Mas se a visão pode ser contestada ou até considerada radical
por muitos, vejamos o que seja então cultura brasileira formada por influências
musicais estrangeiras, mas inegavelmente com sabor brasílico, puro. Essa fusão
rítmica que invadiu nossa praia nos finais dos anos sessenta e adquiriu substância
no início da década seguinte teve alguns representantes que hoje são tidos como
elementos fundamentais para a compreensão da música popular enquanto atividade
cultural e de afirmação de nacionalidade.

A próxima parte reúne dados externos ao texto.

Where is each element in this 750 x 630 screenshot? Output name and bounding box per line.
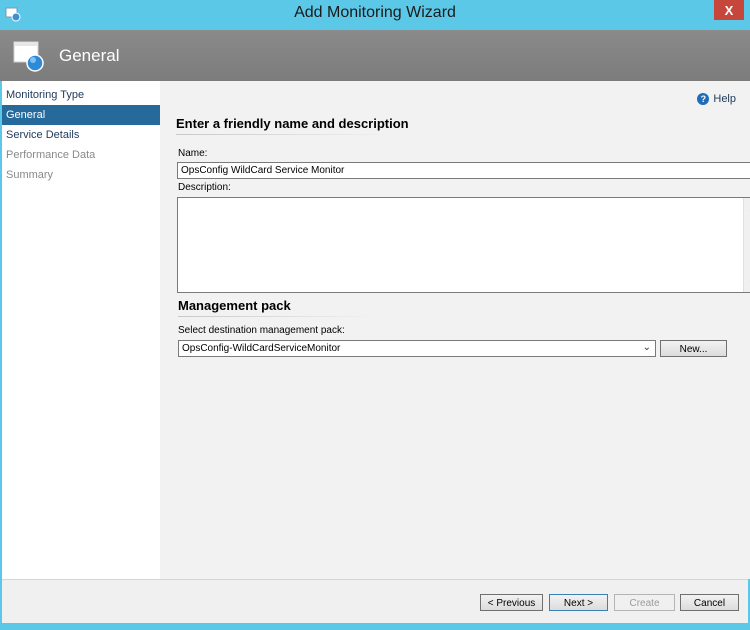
help-icon: ? bbox=[697, 93, 710, 105]
window-title: Add Monitoring Wizard bbox=[294, 4, 456, 21]
name-input[interactable] bbox=[177, 162, 750, 179]
close-button[interactable]: X bbox=[714, 0, 744, 20]
nav-item-monitoring-type[interactable]: Monitoring Type bbox=[2, 85, 160, 105]
title-bar: Add Monitoring Wizard X bbox=[0, 0, 750, 30]
cancel-button[interactable]: Cancel bbox=[680, 594, 739, 611]
management-pack-heading: Management pack bbox=[178, 298, 291, 313]
nav-item-general[interactable]: General bbox=[2, 105, 160, 125]
nav-item-performance-data: Performance Data bbox=[6, 149, 96, 161]
wizard-page-icon bbox=[13, 41, 44, 72]
nav-item-summary: Summary bbox=[6, 169, 54, 181]
section-divider bbox=[176, 134, 396, 135]
help-label: Help bbox=[713, 93, 736, 105]
wizard-steps-nav: Monitoring Type General Service Details … bbox=[2, 81, 160, 579]
page-title: General bbox=[59, 46, 120, 65]
description-textarea[interactable]: ▲ ▼ bbox=[177, 197, 750, 293]
management-pack-select-label: Select destination management pack: bbox=[178, 325, 345, 336]
scroll-up-icon[interactable]: ▲ bbox=[745, 200, 750, 215]
wizard-content: ? Help Enter a friendly name and descrip… bbox=[160, 81, 750, 579]
close-icon: X bbox=[724, 2, 734, 18]
nav-item-service-details[interactable]: Service Details bbox=[2, 125, 160, 145]
management-pack-selected: OpsConfig-WildCardServiceMonitor bbox=[182, 343, 341, 354]
chevron-down-icon: ⌄ bbox=[642, 342, 651, 353]
wizard-footer: < Previous Next > Create Cancel bbox=[2, 579, 748, 623]
description-label: Description: bbox=[178, 182, 231, 193]
next-button[interactable]: Next > bbox=[549, 594, 608, 611]
name-label: Name: bbox=[178, 148, 208, 159]
wizard-header: General bbox=[0, 30, 750, 81]
window-frame-bottom bbox=[0, 623, 750, 630]
management-pack-dropdown[interactable]: OpsConfig-WildCardServiceMonitor ⌄ bbox=[178, 340, 656, 357]
create-button: Create bbox=[614, 594, 675, 611]
section-divider bbox=[178, 316, 378, 317]
general-section-heading: Enter a friendly name and description bbox=[176, 116, 409, 131]
help-link[interactable]: ? Help bbox=[697, 93, 736, 105]
previous-button[interactable]: < Previous bbox=[480, 594, 543, 611]
description-scrollbar[interactable]: ▲ ▼ bbox=[743, 198, 750, 292]
scroll-down-icon[interactable]: ▼ bbox=[745, 275, 750, 290]
new-management-pack-button[interactable]: New... bbox=[660, 340, 727, 357]
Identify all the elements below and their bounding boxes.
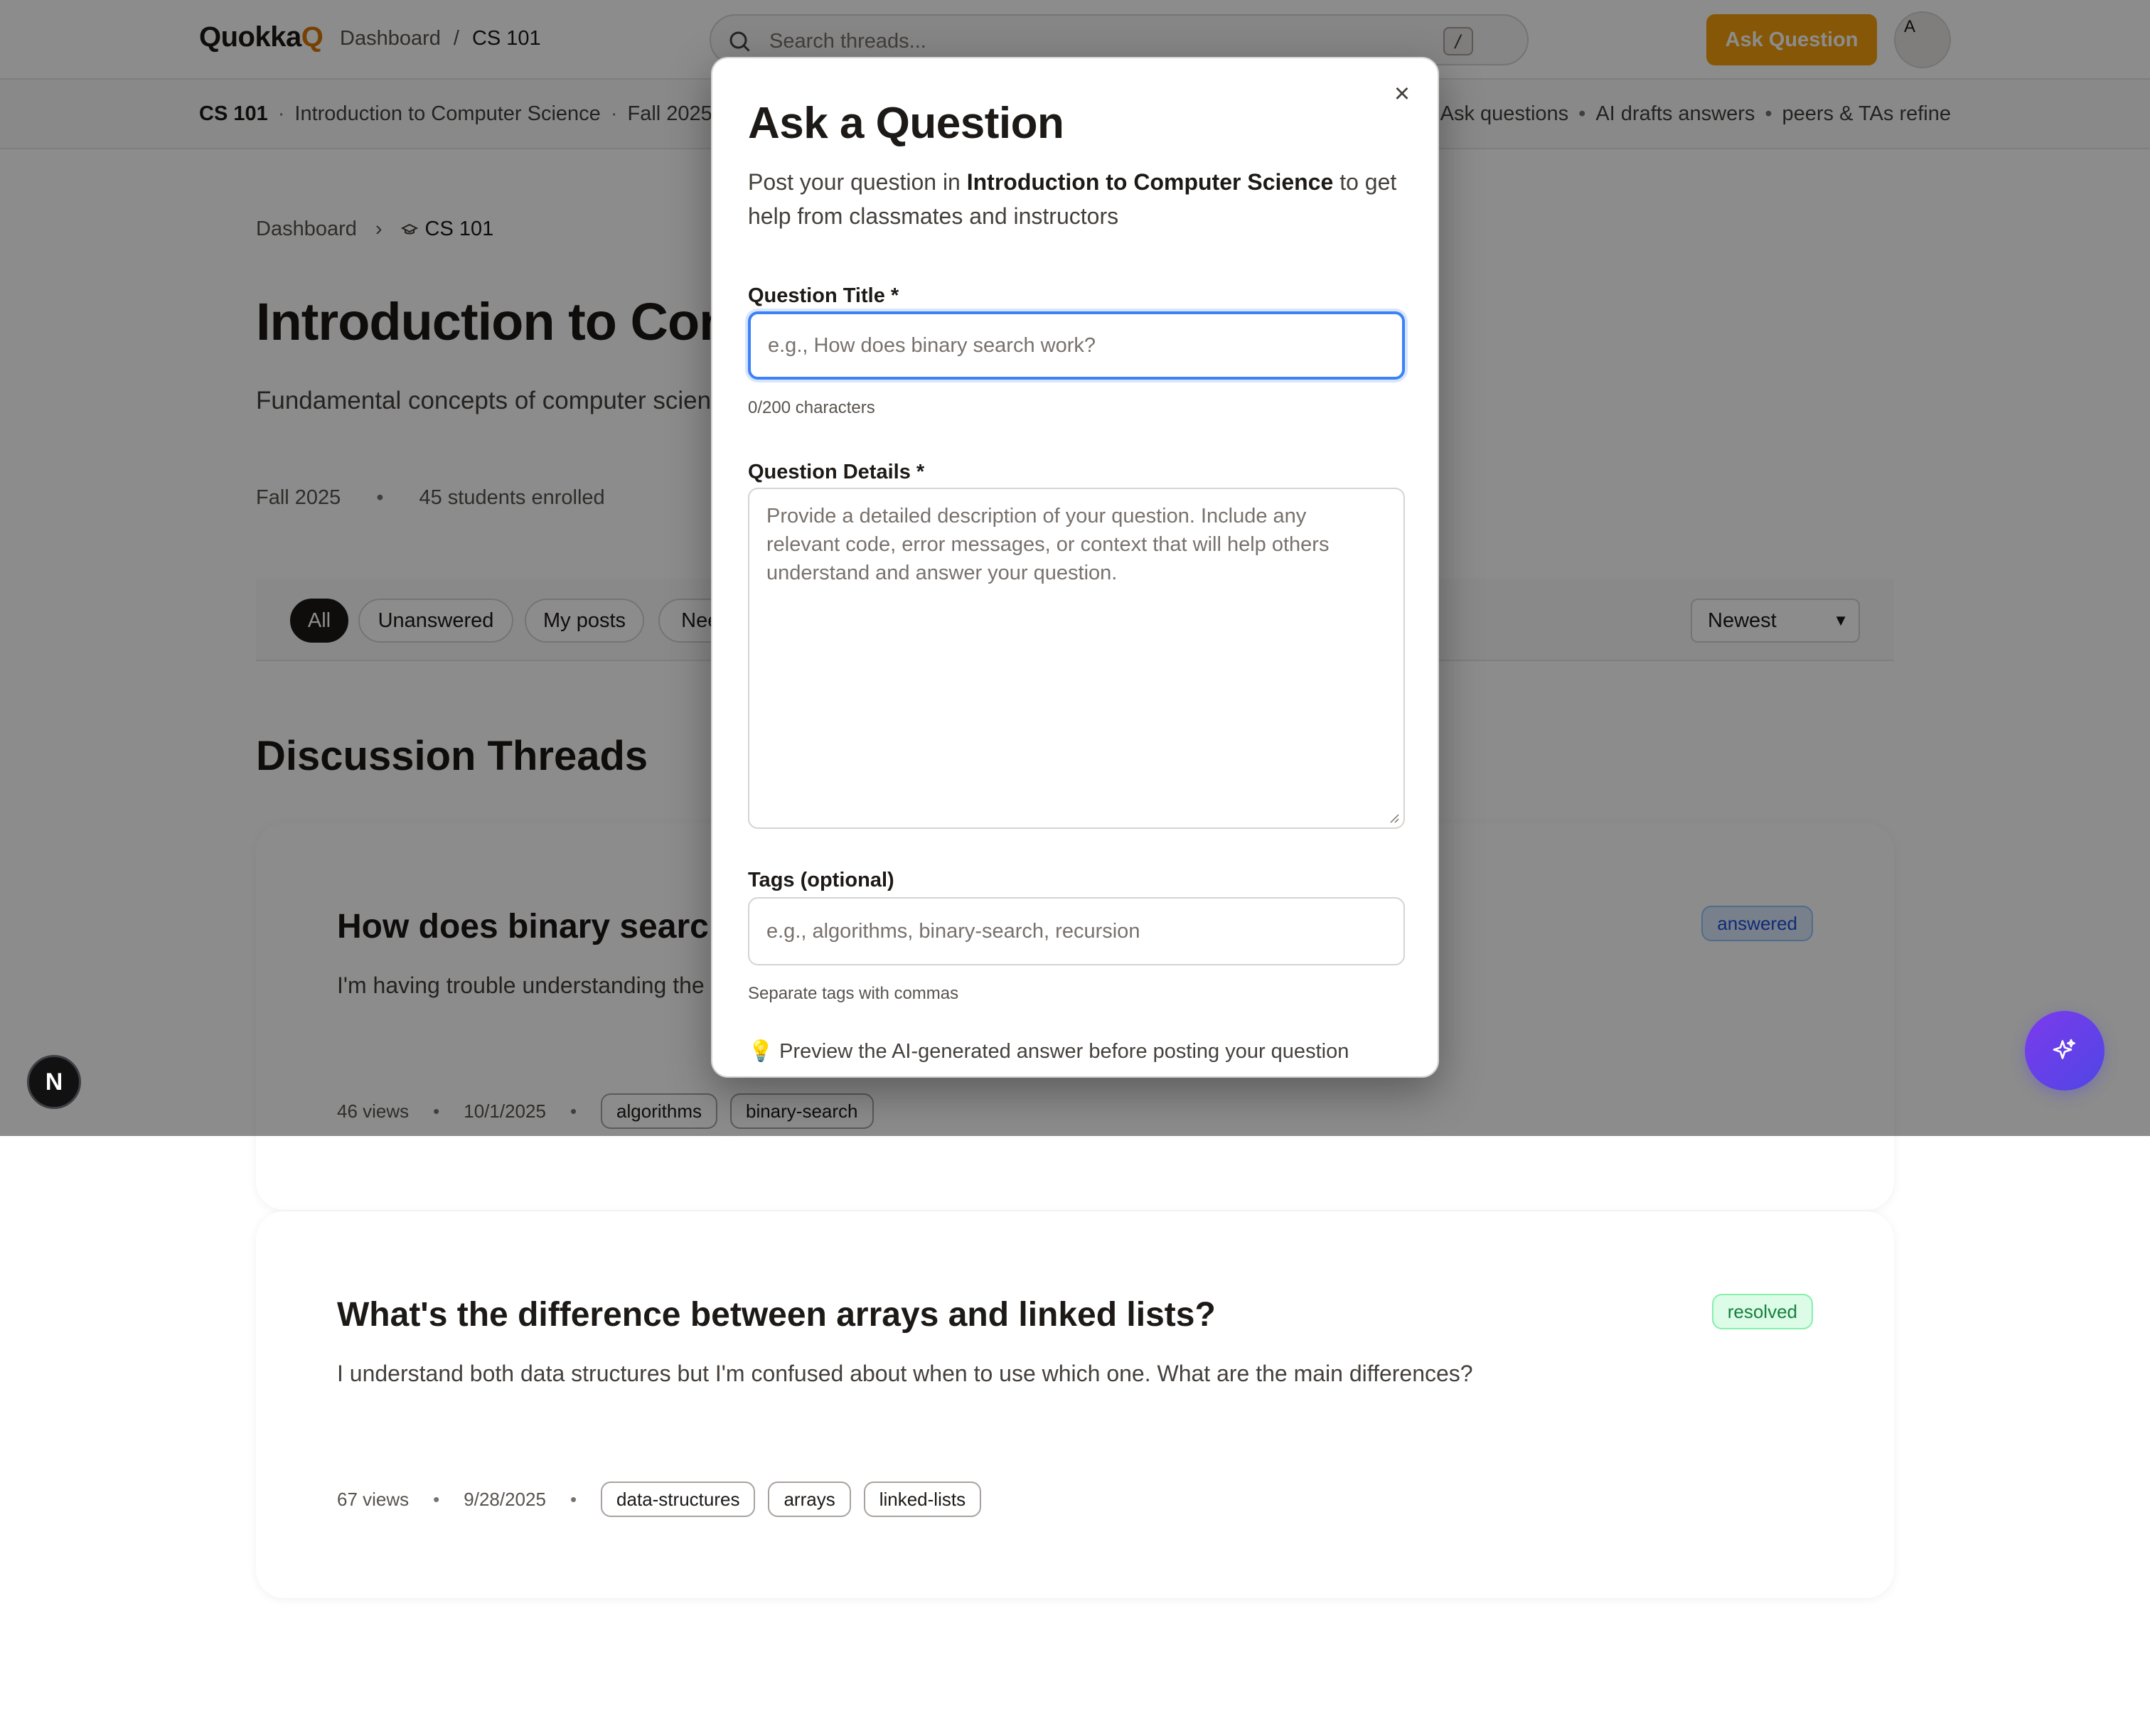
ai-preview-note: 💡 Preview the AI-generated answer before… — [748, 1039, 1349, 1063]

Logo depois da consagração de Jorge Ben, do surgimento da
Tropicália e da ascensão de Tim Maia, novas tendências se vislumbravam para a música
popular, que buscava caminhos alternativos para uma afirmação cultural que não
desprezava o que estava sendo realizado fora de nossas fronteiras, mas buscando
nela elementos que incorporados ao nosso padrão tradicional revitalizariam a
nossa canção e daria a ela uma feição contemporânea e universal. Essa visão
estava baseada principalmente na fusão do rock, do blues e da black music com a
tradicional MPB. Um dos artistas que souberam captar este momento produzindo
uma arte pessoal e intranferível foi o carioca do morro do Estácio, Luiz
Melodia. Nascido num berço do samba, a sua música receberia influências que a
unia a tradição de bambas como Ismael Silva, Newton Bastos, Alcebíades Barcelos
e Armando Marçal, incorporando elementos tropicalistas fundindo-os com o som
que vinha da terra dos ianques, nacionalizando-o e surpreendendo pela qualidade
literária e musical, ou seja, revelando uma nova linguagem de produzir música
brasileira.
Depois de ter algumas de suas composições gravadas por nomes
como Gal Costa, Pérola negra, título de uma de suas mais conhecidas canções,
composta inicialmente com o nome de My black mas substituída a pedido do poeta
baiano Wally Salomon que a apresentou a Gal tendo esta interpretado e lançado
do disco show Fa-tal. O sucesso foi imediato e o nome de Luiz Melodia começava
a se firmar de modo irreversível. Em 1972 Maria Bethania gravaria no LP Drama
outro sucesso do jovem compositor, Estácio, holly Estácio, música em que se
observa divisões rítmicas inusitadas, realçando a sua musicalidade ao nível da
própria camada fônica do texto.
De bem com o sucesso como compositor, faltava se apresentar
como intérprete de suas próprias obras, desse modo lança seu primeiro disco em
1973 com o título de Pérola negra, surgido com uma provocante mistura de
estilos musicais como por exemplo, pop em Vale quanto pesa; forró, em Forró de
janeiro; rock balada, em Objeto h, soul em, Abundantemente morte, rock, em Pra
aquietar; choro, em Estácio eu e você, mpb/pop em Magrelinha, a surpreendente
Farrapo humano em que ele transita por diversos estilos conseguindo nessa fusão
rítmica uma linguagem que retrata seu universo trágico e violento,
caracterizado pela sua origem de menino pobre dos morros cariocas, alem das já
citadas e gravadas pelas intérpretes baianas.
Um caldeirão da mais
alta qualidade que revela a busca de novas tendências musicais cujos resultados
é a universalização da música brasileira mantendo, porém, sua essência
preservada. Desse modo, através da sensibilidade e percepção artística de Luiz
Melodia, vemos que quando a influência é digerida na dose certa, ela acaba por
se tornar um produto de marca registrada verde e amarela, afinal é preciso olhar
para frente, observar tendências, absorvê-las, mas manter-se fiel a tradição,
isso é, revigorar e amadurecer a nossa estética musical, já a cópia, é um sinal
oposto a todas essas questões. Desse modo, ouvir Luiz Melodia, neste disco
clássico/contemporâneo é poder observar que a música brasileira se adequa, mas
não perde sua integridade, e é assim que deve ser, sempre.